Climate Change Notebook, July 2010

Posted on July 22, 2010

9


Global warming endangering coral in the Red Sea. Summer sea surface temperatures have remained about 1.5 degrees Celsius above normal in the Red Sea over the last 10 years.  During that time growth of the coral, Diploastrea heliopora, has declined by 30% and “could cease growing altogether by 2070,” according to a report from the Woods Hole Oceanographic Institution published in the July 16 issue of the journal Science.

See: http://earthobservatory.nasa.gov/Newsroom/view.php?id=44695

Climate change induced sea-level rise threatening Indian Ocean coasts. According to a new study, sea-level rise is taking place unevenly and is particularly high along the coastlines of the Bay of Bengal and the Arabian Sea, as well as the islands of Sri Lanka, Sumatra and Java.  This could aggravate monsoon flooding in highly populated areas.

See: http://earthobservatory.nasa.gov/Newsroom/view.php?id=44705

Marmots in Colorado becoming fatter and more numerous because of climate change.

But it may be merely the good times before the fall, since climate change may bring along drought in the future.  Prolonged drought has been associated with drops in the marmot populations in the past.

See: http://www.newscientist.com/article/dn19207-baby-boomer-marmots-fatten-up-with-climate-change.html

Study suggests it may take 100s of thousands of years for oceans to recover from acidification. A study of early events in the earth’s history, where volcanic eruptions sent massive amounts of carbon dioxide into the atmosphere, suggests that ocean acidification may be a very long term problem indeed, if humanity allows it to happen.  The events in the past required as long as a quarter of a billion years to cycle through the entire process.

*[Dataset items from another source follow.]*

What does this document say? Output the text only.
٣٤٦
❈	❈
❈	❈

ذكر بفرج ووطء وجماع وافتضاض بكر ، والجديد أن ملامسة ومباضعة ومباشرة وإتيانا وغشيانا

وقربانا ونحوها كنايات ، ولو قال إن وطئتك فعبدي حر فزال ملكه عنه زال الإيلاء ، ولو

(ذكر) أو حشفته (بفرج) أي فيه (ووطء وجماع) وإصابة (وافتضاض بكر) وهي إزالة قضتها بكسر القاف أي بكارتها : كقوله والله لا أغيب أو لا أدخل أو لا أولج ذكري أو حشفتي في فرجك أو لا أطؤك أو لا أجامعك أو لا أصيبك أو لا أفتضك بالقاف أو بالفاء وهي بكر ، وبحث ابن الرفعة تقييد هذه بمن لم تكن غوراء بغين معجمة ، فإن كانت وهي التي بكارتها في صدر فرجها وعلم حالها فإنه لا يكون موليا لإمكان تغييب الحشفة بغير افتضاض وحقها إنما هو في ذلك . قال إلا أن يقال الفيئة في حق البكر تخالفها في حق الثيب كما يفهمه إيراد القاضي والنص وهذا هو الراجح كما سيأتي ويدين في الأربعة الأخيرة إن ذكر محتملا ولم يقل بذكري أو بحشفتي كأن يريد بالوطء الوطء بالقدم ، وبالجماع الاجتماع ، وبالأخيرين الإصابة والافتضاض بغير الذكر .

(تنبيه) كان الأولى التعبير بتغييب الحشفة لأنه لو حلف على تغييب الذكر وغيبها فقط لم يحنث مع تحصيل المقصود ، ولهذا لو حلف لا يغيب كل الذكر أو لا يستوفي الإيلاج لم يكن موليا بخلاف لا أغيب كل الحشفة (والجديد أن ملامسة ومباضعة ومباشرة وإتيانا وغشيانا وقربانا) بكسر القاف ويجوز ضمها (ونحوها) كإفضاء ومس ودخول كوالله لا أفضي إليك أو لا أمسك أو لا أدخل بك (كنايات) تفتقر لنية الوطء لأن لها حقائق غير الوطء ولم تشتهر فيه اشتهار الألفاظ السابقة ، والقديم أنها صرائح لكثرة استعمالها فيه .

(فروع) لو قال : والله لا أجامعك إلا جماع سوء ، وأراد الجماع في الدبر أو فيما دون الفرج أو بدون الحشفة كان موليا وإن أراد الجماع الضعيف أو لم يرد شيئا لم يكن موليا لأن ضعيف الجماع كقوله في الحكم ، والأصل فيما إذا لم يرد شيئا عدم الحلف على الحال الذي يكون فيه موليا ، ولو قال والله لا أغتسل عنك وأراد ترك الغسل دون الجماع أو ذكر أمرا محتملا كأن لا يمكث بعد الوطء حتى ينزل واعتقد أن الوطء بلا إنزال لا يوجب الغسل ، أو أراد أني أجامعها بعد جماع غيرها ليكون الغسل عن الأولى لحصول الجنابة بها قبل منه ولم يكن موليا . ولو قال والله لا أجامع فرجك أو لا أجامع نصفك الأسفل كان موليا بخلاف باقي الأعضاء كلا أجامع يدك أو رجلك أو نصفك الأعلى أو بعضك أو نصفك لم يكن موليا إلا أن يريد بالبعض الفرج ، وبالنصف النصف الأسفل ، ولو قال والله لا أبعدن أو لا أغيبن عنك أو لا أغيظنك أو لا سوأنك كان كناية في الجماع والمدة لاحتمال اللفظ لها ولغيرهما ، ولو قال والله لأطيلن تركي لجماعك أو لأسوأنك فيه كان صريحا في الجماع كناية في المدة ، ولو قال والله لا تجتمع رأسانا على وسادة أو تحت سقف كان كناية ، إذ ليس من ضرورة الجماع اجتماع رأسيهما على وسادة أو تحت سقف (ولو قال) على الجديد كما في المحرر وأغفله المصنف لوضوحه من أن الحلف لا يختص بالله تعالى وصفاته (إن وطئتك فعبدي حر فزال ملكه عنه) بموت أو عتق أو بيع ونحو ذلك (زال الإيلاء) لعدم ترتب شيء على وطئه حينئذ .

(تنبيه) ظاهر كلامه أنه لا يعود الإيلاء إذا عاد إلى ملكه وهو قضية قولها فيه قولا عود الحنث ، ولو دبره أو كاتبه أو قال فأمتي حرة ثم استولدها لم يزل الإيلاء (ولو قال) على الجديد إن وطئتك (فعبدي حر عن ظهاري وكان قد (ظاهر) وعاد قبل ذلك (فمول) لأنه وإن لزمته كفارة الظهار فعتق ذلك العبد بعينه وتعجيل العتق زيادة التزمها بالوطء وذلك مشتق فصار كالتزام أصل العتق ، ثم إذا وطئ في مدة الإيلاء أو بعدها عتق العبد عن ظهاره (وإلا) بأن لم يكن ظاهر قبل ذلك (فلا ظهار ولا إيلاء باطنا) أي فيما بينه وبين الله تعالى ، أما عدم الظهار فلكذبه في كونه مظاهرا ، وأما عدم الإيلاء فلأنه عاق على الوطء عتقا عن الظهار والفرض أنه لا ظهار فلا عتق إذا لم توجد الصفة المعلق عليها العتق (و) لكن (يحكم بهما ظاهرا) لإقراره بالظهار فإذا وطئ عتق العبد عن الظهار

See: http://www.scientificamerican.com/article.cfm?id=ancient-ocean-acidification-intimates-long-recovery-from-climate-change

Every month since February 1985 has been warmer than the 20th century average. The June just past was the warmest June globally, since the beginning of the modern temperature record in 1880.  The highest temperature ever recorded in Asia was set in Pakistan on May 26, 53.5 degrees C.  The sun continues to remain cooler than normal.